As well as radiation and chemo, the centre offers tools used on her own journey: yoga, music therapy, exercise, meditation and other ways to heal.


“IT’S ONLY IN THE LAST 100 YEARS OR SO THAT CANNABIS WAS MADE OUT TO BE EVIL” – Olivia Newton-John


“I don’t ever want other people to go through what I have gone through,” she said. “So that is what inspires me.”

Olivia had already made peace with the fact she’d never tour again. She’d done it for decades and was tired of the travel. So she enjoyed taking her longest break from the road since Chloe’s early years.


In 2019 she was made a dame, an honour she was extremely proud of, up there with her four Grammys. Unfortunately, the Covid pandemic kept her from receiving the award from Queen Elizabeth in person.

ONJ’s final public stage appearance came in February 2020, singing at the Fire Fight Australia concert with her friend John Farnham. Fittingly, her final interview was for Farnham’s Finding the Voice documentary film. 

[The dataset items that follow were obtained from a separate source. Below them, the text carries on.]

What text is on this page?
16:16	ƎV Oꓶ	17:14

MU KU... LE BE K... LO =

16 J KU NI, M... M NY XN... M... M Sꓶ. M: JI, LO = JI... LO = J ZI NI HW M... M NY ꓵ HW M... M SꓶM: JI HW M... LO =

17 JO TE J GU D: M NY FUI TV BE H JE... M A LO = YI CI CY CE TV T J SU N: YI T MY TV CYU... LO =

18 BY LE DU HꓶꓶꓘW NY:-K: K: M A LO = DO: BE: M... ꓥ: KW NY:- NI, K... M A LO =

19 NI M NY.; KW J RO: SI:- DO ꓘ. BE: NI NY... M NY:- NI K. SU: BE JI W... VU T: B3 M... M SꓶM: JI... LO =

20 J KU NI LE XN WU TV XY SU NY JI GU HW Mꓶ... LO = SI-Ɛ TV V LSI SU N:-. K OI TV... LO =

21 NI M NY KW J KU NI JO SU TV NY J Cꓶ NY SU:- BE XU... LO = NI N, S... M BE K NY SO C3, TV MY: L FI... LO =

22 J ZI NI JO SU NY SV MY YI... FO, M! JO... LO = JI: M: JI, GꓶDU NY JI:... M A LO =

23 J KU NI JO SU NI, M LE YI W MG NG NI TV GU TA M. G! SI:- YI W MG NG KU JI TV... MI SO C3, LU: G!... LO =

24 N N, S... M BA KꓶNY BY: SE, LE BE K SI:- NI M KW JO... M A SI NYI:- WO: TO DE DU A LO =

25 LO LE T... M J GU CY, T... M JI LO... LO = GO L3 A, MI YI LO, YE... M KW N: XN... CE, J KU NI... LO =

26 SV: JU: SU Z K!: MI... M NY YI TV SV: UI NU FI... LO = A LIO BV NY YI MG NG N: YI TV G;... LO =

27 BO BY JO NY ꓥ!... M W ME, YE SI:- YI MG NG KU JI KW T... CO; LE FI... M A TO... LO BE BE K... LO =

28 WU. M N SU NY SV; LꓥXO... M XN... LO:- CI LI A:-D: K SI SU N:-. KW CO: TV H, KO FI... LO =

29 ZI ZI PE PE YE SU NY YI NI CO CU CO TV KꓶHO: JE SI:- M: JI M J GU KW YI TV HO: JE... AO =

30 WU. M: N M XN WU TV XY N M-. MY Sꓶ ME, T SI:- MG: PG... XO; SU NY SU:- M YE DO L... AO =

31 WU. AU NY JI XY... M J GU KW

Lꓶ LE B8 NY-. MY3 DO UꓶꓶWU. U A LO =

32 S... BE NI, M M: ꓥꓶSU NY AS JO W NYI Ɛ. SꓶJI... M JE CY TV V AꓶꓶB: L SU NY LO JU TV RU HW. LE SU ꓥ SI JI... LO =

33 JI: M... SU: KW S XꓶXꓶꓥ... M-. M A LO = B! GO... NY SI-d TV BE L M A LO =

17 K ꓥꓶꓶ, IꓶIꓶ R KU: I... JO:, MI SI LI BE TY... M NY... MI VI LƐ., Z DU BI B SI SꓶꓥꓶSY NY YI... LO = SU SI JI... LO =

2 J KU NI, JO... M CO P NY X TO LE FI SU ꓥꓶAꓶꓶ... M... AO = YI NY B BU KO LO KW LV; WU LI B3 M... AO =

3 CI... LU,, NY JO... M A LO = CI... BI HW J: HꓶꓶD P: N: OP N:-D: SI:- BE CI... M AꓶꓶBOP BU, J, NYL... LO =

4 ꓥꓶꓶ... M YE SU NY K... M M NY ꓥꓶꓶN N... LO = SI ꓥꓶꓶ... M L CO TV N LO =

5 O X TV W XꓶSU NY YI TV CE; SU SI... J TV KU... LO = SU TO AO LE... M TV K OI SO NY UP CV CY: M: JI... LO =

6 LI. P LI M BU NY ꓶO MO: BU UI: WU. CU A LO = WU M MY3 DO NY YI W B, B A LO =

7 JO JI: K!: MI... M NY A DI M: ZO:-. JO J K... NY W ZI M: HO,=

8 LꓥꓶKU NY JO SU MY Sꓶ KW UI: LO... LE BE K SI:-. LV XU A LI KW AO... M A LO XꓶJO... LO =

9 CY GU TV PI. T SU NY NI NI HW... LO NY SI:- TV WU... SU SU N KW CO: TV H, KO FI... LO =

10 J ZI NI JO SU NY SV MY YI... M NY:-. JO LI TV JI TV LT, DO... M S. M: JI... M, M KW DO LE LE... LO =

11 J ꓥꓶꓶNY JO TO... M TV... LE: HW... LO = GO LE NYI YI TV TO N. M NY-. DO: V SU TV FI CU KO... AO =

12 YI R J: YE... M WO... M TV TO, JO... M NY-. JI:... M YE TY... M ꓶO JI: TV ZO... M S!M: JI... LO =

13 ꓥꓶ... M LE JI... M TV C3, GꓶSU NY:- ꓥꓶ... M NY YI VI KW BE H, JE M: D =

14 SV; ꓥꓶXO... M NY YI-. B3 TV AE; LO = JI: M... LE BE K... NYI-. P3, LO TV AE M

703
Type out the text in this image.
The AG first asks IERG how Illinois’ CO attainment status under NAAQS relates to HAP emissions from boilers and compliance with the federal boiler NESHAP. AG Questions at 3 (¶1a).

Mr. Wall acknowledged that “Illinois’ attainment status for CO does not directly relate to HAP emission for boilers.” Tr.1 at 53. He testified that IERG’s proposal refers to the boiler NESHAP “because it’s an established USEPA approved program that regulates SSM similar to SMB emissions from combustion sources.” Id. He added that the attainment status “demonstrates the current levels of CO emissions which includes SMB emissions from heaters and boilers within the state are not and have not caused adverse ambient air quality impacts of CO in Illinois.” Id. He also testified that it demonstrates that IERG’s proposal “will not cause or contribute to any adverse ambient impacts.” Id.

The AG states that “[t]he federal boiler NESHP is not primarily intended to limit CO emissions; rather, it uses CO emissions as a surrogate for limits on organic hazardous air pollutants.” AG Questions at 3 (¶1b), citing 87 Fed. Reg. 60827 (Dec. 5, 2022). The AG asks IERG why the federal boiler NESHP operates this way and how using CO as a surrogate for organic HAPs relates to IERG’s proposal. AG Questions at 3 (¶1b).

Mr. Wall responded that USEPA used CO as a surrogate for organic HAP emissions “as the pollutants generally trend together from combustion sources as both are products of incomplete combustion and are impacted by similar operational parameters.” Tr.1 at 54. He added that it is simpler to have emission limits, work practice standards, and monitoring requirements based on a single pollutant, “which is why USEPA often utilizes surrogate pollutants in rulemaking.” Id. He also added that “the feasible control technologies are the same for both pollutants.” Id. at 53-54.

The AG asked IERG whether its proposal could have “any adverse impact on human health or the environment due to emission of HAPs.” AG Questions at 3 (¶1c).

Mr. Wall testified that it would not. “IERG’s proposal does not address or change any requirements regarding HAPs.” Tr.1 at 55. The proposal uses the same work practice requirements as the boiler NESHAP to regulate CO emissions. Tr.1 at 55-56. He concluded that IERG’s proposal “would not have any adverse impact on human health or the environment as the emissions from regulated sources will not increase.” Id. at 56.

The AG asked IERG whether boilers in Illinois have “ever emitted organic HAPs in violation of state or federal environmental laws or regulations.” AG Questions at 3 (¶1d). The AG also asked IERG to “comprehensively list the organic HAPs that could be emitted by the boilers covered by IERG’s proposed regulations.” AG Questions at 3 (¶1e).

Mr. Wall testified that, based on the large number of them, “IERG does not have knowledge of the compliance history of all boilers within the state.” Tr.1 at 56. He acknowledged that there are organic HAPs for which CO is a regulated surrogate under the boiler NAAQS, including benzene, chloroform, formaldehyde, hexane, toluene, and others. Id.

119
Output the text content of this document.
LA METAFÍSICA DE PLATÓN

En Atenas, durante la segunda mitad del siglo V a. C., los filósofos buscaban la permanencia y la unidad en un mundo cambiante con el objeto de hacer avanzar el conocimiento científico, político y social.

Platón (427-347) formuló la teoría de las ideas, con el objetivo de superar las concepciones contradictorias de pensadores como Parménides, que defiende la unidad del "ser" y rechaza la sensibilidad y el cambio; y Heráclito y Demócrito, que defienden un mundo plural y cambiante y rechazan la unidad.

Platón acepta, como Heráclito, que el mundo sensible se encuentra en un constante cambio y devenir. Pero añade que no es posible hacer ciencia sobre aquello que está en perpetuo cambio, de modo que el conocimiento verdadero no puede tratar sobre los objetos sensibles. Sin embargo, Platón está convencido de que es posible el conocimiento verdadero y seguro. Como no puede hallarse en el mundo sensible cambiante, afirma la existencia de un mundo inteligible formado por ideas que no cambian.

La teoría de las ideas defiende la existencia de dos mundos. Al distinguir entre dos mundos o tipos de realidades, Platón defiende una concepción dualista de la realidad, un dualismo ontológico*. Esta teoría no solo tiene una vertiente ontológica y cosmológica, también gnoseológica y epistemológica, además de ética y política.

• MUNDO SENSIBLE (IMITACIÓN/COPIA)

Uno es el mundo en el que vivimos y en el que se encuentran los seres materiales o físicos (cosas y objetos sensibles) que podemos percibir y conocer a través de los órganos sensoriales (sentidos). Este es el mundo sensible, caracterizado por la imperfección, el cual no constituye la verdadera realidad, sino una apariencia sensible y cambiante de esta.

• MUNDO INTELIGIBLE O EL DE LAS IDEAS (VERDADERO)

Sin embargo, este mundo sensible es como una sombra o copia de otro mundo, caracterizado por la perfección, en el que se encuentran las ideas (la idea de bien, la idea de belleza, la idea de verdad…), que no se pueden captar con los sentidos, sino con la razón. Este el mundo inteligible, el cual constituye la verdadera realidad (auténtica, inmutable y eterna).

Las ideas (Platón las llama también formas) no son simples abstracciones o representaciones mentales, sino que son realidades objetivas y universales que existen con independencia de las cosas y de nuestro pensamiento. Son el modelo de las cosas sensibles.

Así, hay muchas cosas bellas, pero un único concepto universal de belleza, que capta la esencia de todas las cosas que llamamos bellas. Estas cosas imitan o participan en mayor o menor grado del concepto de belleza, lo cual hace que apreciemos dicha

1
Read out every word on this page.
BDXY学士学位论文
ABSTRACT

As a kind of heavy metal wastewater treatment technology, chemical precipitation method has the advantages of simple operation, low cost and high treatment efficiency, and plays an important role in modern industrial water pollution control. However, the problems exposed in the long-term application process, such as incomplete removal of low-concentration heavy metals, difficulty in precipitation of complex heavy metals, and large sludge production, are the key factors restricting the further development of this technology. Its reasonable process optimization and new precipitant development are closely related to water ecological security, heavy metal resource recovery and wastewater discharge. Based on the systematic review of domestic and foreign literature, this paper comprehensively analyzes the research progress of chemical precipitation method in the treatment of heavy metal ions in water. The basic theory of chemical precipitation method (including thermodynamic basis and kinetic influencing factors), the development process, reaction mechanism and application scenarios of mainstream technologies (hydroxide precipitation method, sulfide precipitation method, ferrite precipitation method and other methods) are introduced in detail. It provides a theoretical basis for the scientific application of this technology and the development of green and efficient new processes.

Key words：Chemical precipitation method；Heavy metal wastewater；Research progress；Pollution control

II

Though her health and voice were failing, she wanted to make sure the world knew he was her favourite singer.

One of her biggest goals was to remove the word “Cancer” from the centre that bears her name. It’s now a mission Chloe has adopted on her mother’s behalf.


“We all know we’re going to die one day. We don’t like to think about it, but one day we all will,” Olivia told me in 2019. “When you have a cancer diagnosis, it just makes it more obvious that it could happen. It makes you much more aware of the present and that every day is a gift, and that’s how I live.”